Parmi les innombrables hommages rendus à la rédaction de Charlie Hebdo par des membres d’un univers très éloigné de celui de l’hebdomadaire satirique, il y en a un particulièrement notable, c’est celui du sport.
Vendredi, l'hebdomadaire de rugby Midi Olympique s'est ainsi rebaptisé Charlie Olympique.
L'Equipe a rendu également hommage à l'hebdomadaire satirique en lui consacrant trois unes consécutives.
Notre Une du 8 janvier.

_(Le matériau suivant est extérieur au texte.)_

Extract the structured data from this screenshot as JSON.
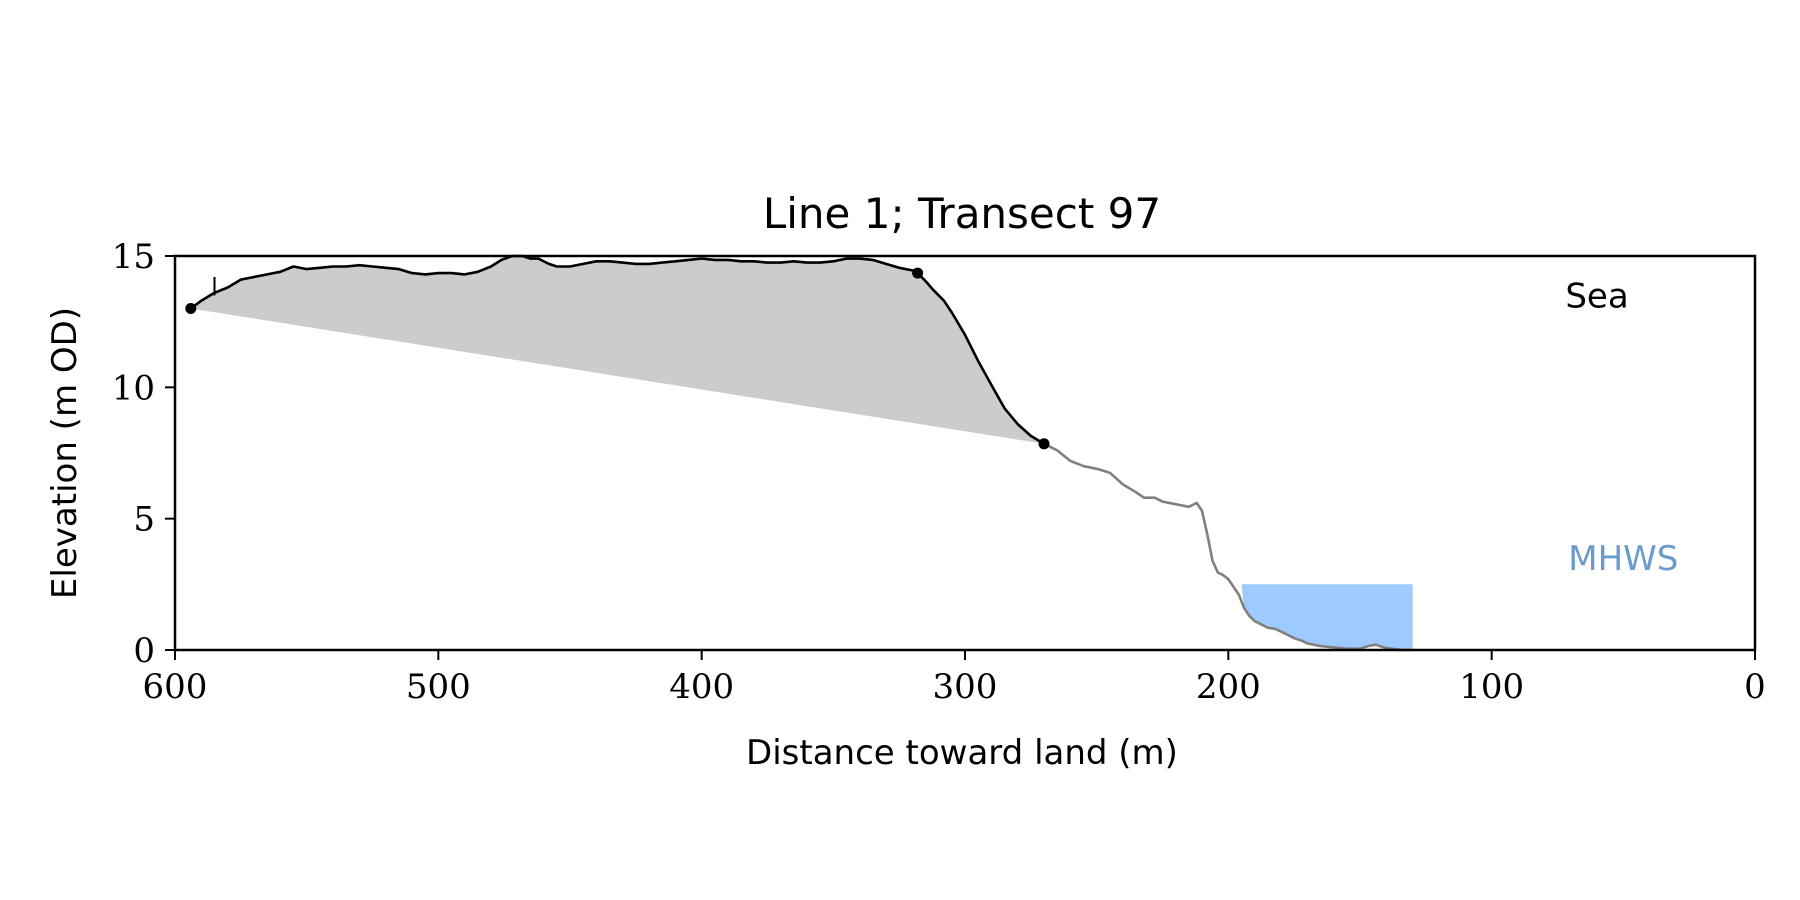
{
  "chart_data": {
    "type": "area",
    "title": "Line 1; Transect 97",
    "xlabel": "Distance toward land (m)",
    "ylabel": "Elevation (m OD)",
    "xlim": [
      600,
      0
    ],
    "ylim": [
      0,
      15
    ],
    "x_ticks": [
      "600",
      "500",
      "400",
      "300",
      "200",
      "100",
      "0"
    ],
    "x_tick_values": [
      600,
      500,
      400,
      300,
      200,
      100,
      0
    ],
    "y_ticks": [
      "0",
      "5",
      "10",
      "15"
    ],
    "y_tick_values": [
      0,
      5,
      10,
      15
    ],
    "grid": false,
    "annotations": [
      {
        "text": "Sea",
        "x": 60,
        "y": 13.5,
        "color": "#000000"
      },
      {
        "text": "MHWS",
        "x": 50,
        "y": 3.5,
        "color": "#6b9bcc"
      }
    ],
    "profile_upper": {
      "color": "#000000",
      "x": [
        594,
        590,
        585,
        580,
        575,
        570,
        565,
        560,
        555,
        550,
        545,
        540,
        535,
        530,
        525,
        520,
        515,
        510,
        505,
        500,
        495,
        490,
        485,
        480,
        476,
        472,
        468,
        465,
        462,
        458,
        455,
        450,
        445,
        440,
        435,
        430,
        425,
        420,
        415,
        410,
        405,
        400,
        395,
        390,
        385,
        380,
        375,
        370,
        365,
        360,
        355,
        350,
        345,
        340,
        335,
        330,
        325,
        320,
        318
      ],
      "y": [
        13.0,
        13.3,
        13.6,
        13.8,
        14.1,
        14.2,
        14.3,
        14.4,
        14.6,
        14.5,
        14.55,
        14.6,
        14.6,
        14.65,
        14.6,
        14.55,
        14.5,
        14.35,
        14.3,
        14.35,
        14.35,
        14.3,
        14.4,
        14.6,
        14.85,
        15.0,
        15.0,
        14.9,
        14.9,
        14.7,
        14.6,
        14.6,
        14.7,
        14.8,
        14.8,
        14.75,
        14.7,
        14.7,
        14.75,
        14.8,
        14.85,
        14.9,
        14.85,
        14.85,
        14.8,
        14.8,
        14.75,
        14.75,
        14.8,
        14.75,
        14.75,
        14.8,
        14.9,
        14.9,
        14.85,
        14.7,
        14.55,
        14.45,
        14.35
      ]
    },
    "profile_cliff": {
      "color": "#000000",
      "x": [
        318,
        315,
        312,
        308,
        305,
        300,
        295,
        290,
        285,
        280,
        275,
        270
      ],
      "y": [
        14.35,
        14.05,
        13.7,
        13.3,
        12.85,
        12.0,
        11.0,
        10.1,
        9.2,
        8.6,
        8.15,
        7.85
      ]
    },
    "profile_lower": {
      "color": "#808080",
      "x": [
        270,
        265,
        260,
        255,
        250,
        245,
        240,
        235,
        232,
        228,
        225,
        220,
        215,
        212,
        210,
        208,
        206,
        204,
        202,
        200,
        196,
        194,
        192,
        190,
        188,
        185,
        182,
        178,
        175,
        172,
        170,
        165,
        160,
        155,
        150,
        147,
        144,
        141,
        138,
        134,
        130
      ],
      "y": [
        7.85,
        7.6,
        7.2,
        7.0,
        6.9,
        6.75,
        6.3,
        6.0,
        5.8,
        5.8,
        5.65,
        5.55,
        5.45,
        5.6,
        5.3,
        4.4,
        3.4,
        2.95,
        2.85,
        2.7,
        2.1,
        1.6,
        1.3,
        1.1,
        1.0,
        0.85,
        0.8,
        0.6,
        0.45,
        0.35,
        0.25,
        0.15,
        0.1,
        0.05,
        0.05,
        0.15,
        0.2,
        0.1,
        0.05,
        0.0,
        0.0
      ]
    },
    "cross_section_fill": {
      "color": "#cccccc",
      "base_from": [
        594,
        13.0
      ],
      "base_to": [
        270,
        7.85
      ]
    },
    "water_fill": {
      "color": "#9ecbff",
      "x_range": [
        130,
        195
      ],
      "top": 2.5
    },
    "points": [
      {
        "x": 594,
        "y": 13.0
      },
      {
        "x": 318,
        "y": 14.35
      },
      {
        "x": 270,
        "y": 7.85
      }
    ],
    "marker": {
      "x": 585,
      "y_from": 13.5,
      "y_to": 14.2
    }
  }
}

Une double page rendra hommage au travail de nos confrères de Charlie Hebdo. #JeSuisCharlie pic.twitter.com/z2uUxE4MFV
— L'ÉQUIPE (@lequipe) 7 Janvier 2015
Le directeur de la publication du quotidien, Fabrice Jouhaud, a expliqué au site américain Quartz que «L’Équipe est un média de masse qui ne peut pas vivre dans une bulle» –une déclaration qui prend un relief particulier quand on sait que le journal avait été vertement critiqué pour sa une du 12 septembre 2001, vierge de toute référence aux évènements de la veille… Le quotidien a reproduit aussi, sur deux pleines pages, des caricatures publiées par les dessinateurs de Charlie Hebdo sur le foot.

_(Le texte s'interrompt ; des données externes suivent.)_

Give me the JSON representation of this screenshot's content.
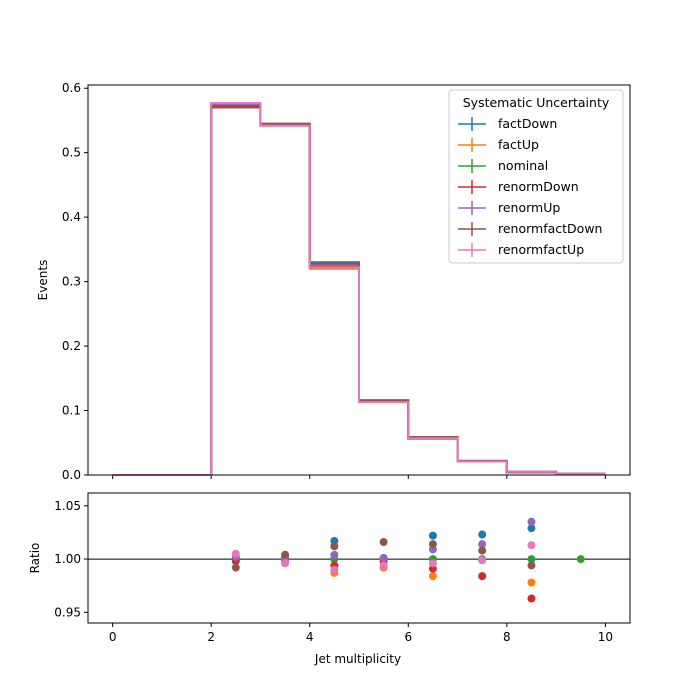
{
  "chart_data": [
    {
      "type": "step",
      "panel": "main",
      "ylabel": "Events",
      "xlim": [
        -0.5,
        10.5
      ],
      "ylim": [
        0,
        0.605
      ],
      "yticks": [
        "0.0",
        "0.1",
        "0.2",
        "0.3",
        "0.4",
        "0.5",
        "0.6"
      ],
      "bin_edges": [
        0,
        1,
        2,
        3,
        4,
        5,
        6,
        7,
        8,
        9,
        10
      ],
      "legend": {
        "title": "Systematic Uncertainty",
        "placement": "top-right"
      },
      "series": [
        {
          "name": "factDown",
          "color": "#1f77b4",
          "values": [
            0,
            0,
            0.572,
            0.544,
            0.33,
            0.116,
            0.059,
            0.022,
            0.005,
            0.002
          ]
        },
        {
          "name": "factUp",
          "color": "#ff7f0e",
          "values": [
            0,
            0,
            0.575,
            0.542,
            0.32,
            0.113,
            0.056,
            0.021,
            0.004,
            0.002
          ]
        },
        {
          "name": "nominal",
          "color": "#2ca02c",
          "values": [
            0,
            0,
            0.574,
            0.543,
            0.325,
            0.114,
            0.058,
            0.021,
            0.005,
            0.002
          ]
        },
        {
          "name": "renormDown",
          "color": "#d62728",
          "values": [
            0,
            0,
            0.573,
            0.543,
            0.323,
            0.114,
            0.057,
            0.021,
            0.004,
            0.002
          ]
        },
        {
          "name": "renormUp",
          "color": "#9467bd",
          "values": [
            0,
            0,
            0.575,
            0.542,
            0.326,
            0.114,
            0.058,
            0.021,
            0.005,
            0.002
          ]
        },
        {
          "name": "renormfactDown",
          "color": "#8c564b",
          "values": [
            0,
            0,
            0.57,
            0.545,
            0.328,
            0.116,
            0.059,
            0.022,
            0.005,
            0.002
          ]
        },
        {
          "name": "renormfactUp",
          "color": "#e377c2",
          "values": [
            0,
            0,
            0.577,
            0.542,
            0.322,
            0.113,
            0.057,
            0.021,
            0.005,
            0.002
          ]
        }
      ]
    },
    {
      "type": "scatter",
      "panel": "ratio",
      "xlabel": "Jet multiplicity",
      "ylabel": "Ratio",
      "xlim": [
        -0.5,
        10.5
      ],
      "ylim": [
        0.94,
        1.062
      ],
      "xticks": [
        "0",
        "2",
        "4",
        "6",
        "8",
        "10"
      ],
      "yticks": [
        "0.95",
        "1.00",
        "1.05"
      ],
      "reference_line": 1.0,
      "series": [
        {
          "name": "factDown",
          "color": "#1f77b4",
          "x": [
            2.5,
            3.5,
            4.5,
            5.5,
            6.5,
            7.5,
            8.5
          ],
          "y": [
            0.998,
            1.001,
            1.017,
            1.001,
            1.022,
            1.023,
            1.029
          ]
        },
        {
          "name": "factUp",
          "color": "#ff7f0e",
          "x": [
            2.5,
            3.5,
            4.5,
            5.5,
            6.5,
            7.5,
            8.5
          ],
          "y": [
            1.002,
            0.998,
            0.987,
            0.992,
            0.984,
            0.999,
            0.978
          ]
        },
        {
          "name": "nominal",
          "color": "#2ca02c",
          "x": [
            2.5,
            3.5,
            4.5,
            5.5,
            6.5,
            7.5,
            8.5,
            9.5
          ],
          "y": [
            1.0,
            1.0,
            1.0,
            1.0,
            1.0,
            1.0,
            1.0,
            1.0
          ]
        },
        {
          "name": "renormDown",
          "color": "#d62728",
          "x": [
            2.5,
            3.5,
            4.5,
            5.5,
            6.5,
            7.5,
            8.5
          ],
          "y": [
            0.999,
            1.0,
            0.994,
            0.998,
            0.991,
            0.984,
            0.963
          ]
        },
        {
          "name": "renormUp",
          "color": "#9467bd",
          "x": [
            2.5,
            3.5,
            4.5,
            5.5,
            6.5,
            7.5,
            8.5
          ],
          "y": [
            1.002,
            0.999,
            1.004,
            1.001,
            1.009,
            1.014,
            1.035
          ]
        },
        {
          "name": "renormfactDown",
          "color": "#8c564b",
          "x": [
            2.5,
            3.5,
            4.5,
            5.5,
            6.5,
            7.5,
            8.5
          ],
          "y": [
            0.992,
            1.004,
            1.012,
            1.016,
            1.014,
            1.008,
            0.994
          ]
        },
        {
          "name": "renormfactUp",
          "color": "#e377c2",
          "x": [
            2.5,
            3.5,
            4.5,
            5.5,
            6.5,
            7.5,
            8.5
          ],
          "y": [
            1.005,
            0.996,
            0.99,
            0.994,
            0.996,
            0.999,
            1.013
          ]
        }
      ]
    }
  ]
}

Dans @lequipe du jour : double page en hommage au travail de nos confrères de Charlie Hebdo. #JeSuisCharlie pic.twitter.com/3V0kApxIzJ
— L'ÉQUIPE (@lequipe) 8 Janvier 2015
Car Charlie Hebdo n’aimait pas le football, ce sport «con comme un ballon» (Cavanna) mais le croquait avec délectation. Le blog footballistique Old Schoot Panini publie d'ailleurs lui aussi une sélection de caricatures sur le football signées de plusieurs des cinq dessinateurs assassinés jeudi et rappelle que l'hebdomadaire avait sorti, juste avant le Mondial 98, un hors-série intitulé L’Horreur footballistique, qui dénonçait «la récupération politique du football, le libéralisme sauvage, le hooliganisme, la fascisation des tribunes, l’argent public investi dans les clubs de foot, le dopage, la corruption…» «Si Victor Hugo ou Einstein vivaient aujourd’hui, ce qui pourrait leur arriver de pire, c’est de mourir le même jour que Platini», lâchait alors le journal, de même que cette phrase rétrospectivement assez glaçante: «Si la France perd le Mondial, Aimé Jacquet va devenir le Salman Rushdie des mollahs du crampon.»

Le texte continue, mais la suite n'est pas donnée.